In 2022, the streets of Fountainhas in Goa got introduced to dancing alphabets that play to the tune of the sun. He compared the catastrophic pandemic to the Spanish flu, pointing fingers at how history has this habit of repeating itself. 

But one cannot help but wonder if his favoured medium could have been kinder, as the country now mourns the artist’s passing following a year-long battle with lung cancer. He was 41. 

“Daku. What a badass, right? To make such political, powerful and fearless public art interventions in India at a time when public art was not even a thing!,” asks artist Shilo Suleiman, adding, “What a visionary builder and mentor to a community.”

Artist Guido Van Helten spent days photographing local women at the docks. Their vast portraits grace the warehouse where people like them have carried on their traditional business for the 142 years of Sassoon Dock’s existence. The creative lead for this project was Hanif Kureshi | Photo Credit: special arrangement

For Shilo, Hanif was a mentor who quickly became a friend. “What he has done with the street art community, and how he brought us all together, and brought opportunities and infrastructure to the street art world, is a universe in itself.” 

Hanif is remembered by a consortium of adjectives. Voracious. Inclusive. Loving. Passionate. A freaking genius! His work, right from the early 2000s, is a tour-de-force in the contemporary Indian art ecosystem. From humble beginnings in Talaja, Gujarat, he pioneered multiple movements that brought the ‘regional’ to the mainstream; he unapologetically and deliberately broke out of the white cube while also recognising the importance of creating an art market that the country can call its own; and most importantly he took art to the streets. Loudly. Sometimes as large flex boards that announce his arrival and at others, on stop signs with clear warnings: ‘Stop Gossiping,’ one such sign read in Delhi. 
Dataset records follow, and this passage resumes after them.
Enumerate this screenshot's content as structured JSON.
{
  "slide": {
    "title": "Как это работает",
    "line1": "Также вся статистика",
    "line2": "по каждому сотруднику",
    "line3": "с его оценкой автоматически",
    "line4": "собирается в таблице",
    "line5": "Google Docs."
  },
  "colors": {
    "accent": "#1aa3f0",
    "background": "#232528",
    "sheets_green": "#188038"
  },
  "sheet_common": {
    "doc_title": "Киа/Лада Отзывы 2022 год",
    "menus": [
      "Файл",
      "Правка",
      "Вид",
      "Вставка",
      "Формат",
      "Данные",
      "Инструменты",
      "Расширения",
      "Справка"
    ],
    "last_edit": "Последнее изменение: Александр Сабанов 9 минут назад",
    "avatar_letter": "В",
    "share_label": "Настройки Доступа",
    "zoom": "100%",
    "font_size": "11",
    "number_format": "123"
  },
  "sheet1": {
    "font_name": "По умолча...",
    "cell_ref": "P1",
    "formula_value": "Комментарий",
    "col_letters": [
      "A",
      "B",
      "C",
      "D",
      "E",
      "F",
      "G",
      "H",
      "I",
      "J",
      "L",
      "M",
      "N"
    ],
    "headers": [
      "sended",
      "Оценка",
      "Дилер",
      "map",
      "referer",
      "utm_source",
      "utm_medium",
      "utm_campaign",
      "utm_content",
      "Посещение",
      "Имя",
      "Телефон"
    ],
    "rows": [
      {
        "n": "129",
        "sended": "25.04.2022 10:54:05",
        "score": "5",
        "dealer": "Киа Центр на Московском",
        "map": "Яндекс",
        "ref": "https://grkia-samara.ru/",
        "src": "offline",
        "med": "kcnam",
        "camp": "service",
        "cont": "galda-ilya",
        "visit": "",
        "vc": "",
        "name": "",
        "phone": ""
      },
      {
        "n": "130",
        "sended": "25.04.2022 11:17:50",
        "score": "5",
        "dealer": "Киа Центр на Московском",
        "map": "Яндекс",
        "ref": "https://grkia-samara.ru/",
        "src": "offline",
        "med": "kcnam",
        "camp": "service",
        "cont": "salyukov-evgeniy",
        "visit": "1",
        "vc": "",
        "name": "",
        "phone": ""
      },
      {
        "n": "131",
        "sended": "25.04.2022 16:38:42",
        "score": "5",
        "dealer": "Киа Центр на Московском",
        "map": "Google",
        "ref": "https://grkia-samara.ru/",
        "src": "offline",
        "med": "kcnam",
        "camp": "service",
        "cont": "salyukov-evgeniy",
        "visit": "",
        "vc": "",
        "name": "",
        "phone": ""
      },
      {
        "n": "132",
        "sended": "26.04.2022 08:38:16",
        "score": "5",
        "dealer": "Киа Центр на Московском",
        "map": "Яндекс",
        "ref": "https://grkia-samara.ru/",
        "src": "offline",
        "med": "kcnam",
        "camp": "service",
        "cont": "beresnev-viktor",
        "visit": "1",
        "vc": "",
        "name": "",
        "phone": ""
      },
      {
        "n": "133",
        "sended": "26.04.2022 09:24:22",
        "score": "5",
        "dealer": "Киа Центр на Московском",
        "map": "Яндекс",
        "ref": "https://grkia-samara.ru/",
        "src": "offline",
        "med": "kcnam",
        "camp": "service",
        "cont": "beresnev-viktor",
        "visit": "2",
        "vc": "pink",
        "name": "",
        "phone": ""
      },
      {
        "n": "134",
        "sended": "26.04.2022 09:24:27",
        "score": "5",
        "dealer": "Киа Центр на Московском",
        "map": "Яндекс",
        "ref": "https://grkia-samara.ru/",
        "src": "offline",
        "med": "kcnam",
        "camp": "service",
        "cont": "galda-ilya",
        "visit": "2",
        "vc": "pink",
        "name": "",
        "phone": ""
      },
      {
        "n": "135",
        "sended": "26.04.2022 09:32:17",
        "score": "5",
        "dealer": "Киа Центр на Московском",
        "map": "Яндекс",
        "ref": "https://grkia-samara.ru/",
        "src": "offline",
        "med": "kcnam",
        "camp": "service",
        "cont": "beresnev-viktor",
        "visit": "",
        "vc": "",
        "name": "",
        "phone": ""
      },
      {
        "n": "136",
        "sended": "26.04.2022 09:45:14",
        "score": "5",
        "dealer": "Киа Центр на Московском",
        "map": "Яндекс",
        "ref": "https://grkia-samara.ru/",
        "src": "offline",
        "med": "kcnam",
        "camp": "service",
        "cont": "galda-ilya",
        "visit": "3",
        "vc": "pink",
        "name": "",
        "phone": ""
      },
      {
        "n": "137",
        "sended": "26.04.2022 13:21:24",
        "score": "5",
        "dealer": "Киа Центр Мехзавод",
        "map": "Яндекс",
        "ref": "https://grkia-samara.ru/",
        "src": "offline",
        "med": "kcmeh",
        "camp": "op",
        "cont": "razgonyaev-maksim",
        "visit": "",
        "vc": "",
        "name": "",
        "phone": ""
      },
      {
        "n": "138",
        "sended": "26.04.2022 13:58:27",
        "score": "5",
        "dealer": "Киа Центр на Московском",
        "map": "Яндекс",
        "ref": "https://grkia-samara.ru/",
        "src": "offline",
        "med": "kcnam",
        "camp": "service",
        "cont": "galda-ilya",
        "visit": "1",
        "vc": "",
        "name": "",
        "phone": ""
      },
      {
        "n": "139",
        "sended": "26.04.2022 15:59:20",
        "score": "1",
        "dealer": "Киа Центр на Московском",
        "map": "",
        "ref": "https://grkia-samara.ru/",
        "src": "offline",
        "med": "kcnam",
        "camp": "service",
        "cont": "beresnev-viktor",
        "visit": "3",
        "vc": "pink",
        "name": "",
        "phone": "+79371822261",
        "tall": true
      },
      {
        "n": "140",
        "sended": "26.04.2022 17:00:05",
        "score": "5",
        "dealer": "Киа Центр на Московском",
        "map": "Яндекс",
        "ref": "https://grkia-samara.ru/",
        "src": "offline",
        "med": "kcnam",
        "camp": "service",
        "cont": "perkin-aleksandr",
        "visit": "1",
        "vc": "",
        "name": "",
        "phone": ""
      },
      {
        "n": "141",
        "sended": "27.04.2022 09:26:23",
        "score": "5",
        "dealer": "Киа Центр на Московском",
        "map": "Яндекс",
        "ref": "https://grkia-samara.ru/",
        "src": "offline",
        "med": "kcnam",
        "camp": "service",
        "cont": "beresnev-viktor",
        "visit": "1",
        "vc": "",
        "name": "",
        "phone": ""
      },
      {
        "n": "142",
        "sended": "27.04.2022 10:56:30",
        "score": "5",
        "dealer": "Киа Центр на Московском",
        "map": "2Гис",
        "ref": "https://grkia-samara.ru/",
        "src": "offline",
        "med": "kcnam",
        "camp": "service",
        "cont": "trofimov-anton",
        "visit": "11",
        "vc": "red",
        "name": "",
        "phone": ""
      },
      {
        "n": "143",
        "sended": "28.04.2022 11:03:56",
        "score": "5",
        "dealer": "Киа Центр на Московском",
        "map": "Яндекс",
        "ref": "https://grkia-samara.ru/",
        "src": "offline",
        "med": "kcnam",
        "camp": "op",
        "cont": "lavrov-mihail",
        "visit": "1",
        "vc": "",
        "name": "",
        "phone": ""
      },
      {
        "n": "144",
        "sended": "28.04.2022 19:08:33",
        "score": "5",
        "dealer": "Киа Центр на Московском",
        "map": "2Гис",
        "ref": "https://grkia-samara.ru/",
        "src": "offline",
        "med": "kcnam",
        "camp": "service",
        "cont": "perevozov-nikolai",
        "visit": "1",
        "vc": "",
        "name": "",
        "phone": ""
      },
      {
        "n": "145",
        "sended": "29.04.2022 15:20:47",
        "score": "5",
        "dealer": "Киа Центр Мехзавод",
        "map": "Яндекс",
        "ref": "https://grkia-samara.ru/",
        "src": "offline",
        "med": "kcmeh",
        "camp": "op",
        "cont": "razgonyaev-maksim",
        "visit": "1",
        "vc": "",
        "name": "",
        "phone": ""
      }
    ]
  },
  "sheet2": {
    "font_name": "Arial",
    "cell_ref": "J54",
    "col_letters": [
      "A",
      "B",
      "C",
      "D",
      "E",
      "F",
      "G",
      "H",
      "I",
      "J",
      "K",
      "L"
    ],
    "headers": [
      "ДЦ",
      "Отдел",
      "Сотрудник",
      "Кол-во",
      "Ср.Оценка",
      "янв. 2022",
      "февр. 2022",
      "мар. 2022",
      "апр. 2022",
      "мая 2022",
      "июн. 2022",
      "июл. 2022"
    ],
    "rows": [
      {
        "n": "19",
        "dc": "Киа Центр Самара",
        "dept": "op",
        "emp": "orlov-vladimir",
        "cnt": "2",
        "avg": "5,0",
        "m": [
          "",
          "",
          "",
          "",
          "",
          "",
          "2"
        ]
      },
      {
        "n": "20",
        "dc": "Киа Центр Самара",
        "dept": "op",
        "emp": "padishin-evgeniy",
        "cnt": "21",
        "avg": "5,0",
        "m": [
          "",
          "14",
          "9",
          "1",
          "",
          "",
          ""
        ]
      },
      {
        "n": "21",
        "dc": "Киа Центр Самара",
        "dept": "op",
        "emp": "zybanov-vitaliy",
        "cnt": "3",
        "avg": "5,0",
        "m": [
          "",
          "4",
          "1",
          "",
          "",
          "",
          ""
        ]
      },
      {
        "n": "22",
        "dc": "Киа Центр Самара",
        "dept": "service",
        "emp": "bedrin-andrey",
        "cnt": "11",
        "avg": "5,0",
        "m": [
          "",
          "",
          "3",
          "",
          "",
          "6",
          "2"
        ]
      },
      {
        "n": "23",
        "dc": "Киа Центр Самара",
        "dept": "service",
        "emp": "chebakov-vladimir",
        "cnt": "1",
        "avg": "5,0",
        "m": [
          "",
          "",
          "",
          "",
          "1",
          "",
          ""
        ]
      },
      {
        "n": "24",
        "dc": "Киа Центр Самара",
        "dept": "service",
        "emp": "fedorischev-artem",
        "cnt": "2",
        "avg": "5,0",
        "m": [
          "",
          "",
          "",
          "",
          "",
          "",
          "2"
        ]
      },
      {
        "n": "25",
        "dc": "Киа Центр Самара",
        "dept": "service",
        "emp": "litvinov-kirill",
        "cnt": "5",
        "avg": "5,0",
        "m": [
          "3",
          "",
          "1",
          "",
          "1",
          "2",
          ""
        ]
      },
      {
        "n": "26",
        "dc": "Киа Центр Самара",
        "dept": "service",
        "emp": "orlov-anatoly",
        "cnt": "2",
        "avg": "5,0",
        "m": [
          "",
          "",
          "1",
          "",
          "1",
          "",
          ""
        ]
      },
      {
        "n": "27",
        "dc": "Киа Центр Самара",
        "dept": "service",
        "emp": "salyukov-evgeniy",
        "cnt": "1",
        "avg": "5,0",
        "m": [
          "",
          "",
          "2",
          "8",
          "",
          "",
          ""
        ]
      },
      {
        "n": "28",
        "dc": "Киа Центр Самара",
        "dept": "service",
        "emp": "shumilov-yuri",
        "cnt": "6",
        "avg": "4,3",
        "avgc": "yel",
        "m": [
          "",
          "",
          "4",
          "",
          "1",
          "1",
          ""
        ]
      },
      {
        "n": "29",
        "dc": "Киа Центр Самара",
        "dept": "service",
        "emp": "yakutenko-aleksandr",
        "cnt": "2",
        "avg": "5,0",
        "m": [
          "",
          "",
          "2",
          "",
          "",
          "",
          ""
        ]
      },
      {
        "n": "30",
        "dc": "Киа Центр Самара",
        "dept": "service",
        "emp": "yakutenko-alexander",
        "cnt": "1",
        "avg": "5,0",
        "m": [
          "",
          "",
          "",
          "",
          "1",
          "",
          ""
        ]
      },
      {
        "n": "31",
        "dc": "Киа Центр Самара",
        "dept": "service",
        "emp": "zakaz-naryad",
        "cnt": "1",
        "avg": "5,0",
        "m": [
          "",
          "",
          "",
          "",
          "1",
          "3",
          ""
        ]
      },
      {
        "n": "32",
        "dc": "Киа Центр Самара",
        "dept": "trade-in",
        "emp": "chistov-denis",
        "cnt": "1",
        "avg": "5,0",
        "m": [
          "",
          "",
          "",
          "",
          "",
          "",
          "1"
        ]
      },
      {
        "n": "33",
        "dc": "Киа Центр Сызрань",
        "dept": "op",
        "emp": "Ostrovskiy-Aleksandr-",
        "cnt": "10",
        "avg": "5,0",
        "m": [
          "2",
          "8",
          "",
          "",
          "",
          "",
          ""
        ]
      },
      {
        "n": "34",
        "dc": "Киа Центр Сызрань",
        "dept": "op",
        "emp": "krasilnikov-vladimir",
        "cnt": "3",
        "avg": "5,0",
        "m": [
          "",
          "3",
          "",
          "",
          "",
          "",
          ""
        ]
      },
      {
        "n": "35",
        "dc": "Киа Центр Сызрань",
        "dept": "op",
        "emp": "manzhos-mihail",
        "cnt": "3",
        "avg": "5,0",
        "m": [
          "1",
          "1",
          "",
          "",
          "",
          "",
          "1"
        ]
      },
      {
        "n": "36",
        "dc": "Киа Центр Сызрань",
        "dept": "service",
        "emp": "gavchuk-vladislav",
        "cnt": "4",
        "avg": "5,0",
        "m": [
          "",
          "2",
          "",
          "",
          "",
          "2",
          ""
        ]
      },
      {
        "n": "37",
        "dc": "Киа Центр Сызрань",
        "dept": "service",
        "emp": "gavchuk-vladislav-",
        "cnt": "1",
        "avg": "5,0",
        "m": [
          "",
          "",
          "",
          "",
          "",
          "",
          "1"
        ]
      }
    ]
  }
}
“Yet, he had a way of wearing his art so gently,” reminisces Riyaz Amlani, a longtime collaborator and friend. Hanif’s HandpaintedType is a pathbreaker project that to this day attempts to preserve the typographic practice of sign painters across India. “One of the first things I remember was how passionate he was about typography. It was one of his greatest loves. He was an analogue brain in a digital world. His love for people who worked with their hands was unmatched,” recalls Riyaz. The artist was a breath of fresh air in a contemporary art world that was still struggling to balance the duality of traditional and modern aesthetics. 

Daku’s work at MUAF 2022-2023, | Photo Credit: St+art India

With the idea of community at its centre, the ambitious St+art India project that he co-founded with Guilia Ambrogi, Arjun Bahl, Akshat Nauriyal and Thanish Thomas in 2013, was the first formal step to democratising art through public-facing murals. In 2014, India’s first ever art district sprung up in Delhi’s Lodhi Colony. 

Guilia recalls, “The first few projects were done all by ourselves. We were carrying paint buckets, pasting posters and transporting equipment. Nobody knew what we were doing. It almost seemed like street art was a game then, you know. And it was beautiful, because it was a bunch of crazy people together. The energy would never stop.”

There is also a quieter side to Hanif. Some of Guilia’s fondest memories are in Paris when the duo spent hours roaming around its streets, in curious pursuit of public art with their respective partners. And time spent in their first studio in Haus Khaz village by the lake. 

At Khairadabad Flyover | Photo Credit: special arrangement

As years went by and St+art India grew as an institution, Guilia says that their relationship became all about balancing ideas. “I have never heard Hanif complaining. Even after the diagnosis, he never complained. He was the sun! So full of energy.” 

Shilo recalls a conversation she had with Hanif earlier in January. “Even through his deteriorating condition, we have had long conversations on how artists feel as though we are immortal. We work hard, barely sleep and as containers of creative vision, we often forget that we are human, and need a routine. It’s my biggest takeaway following this loss.”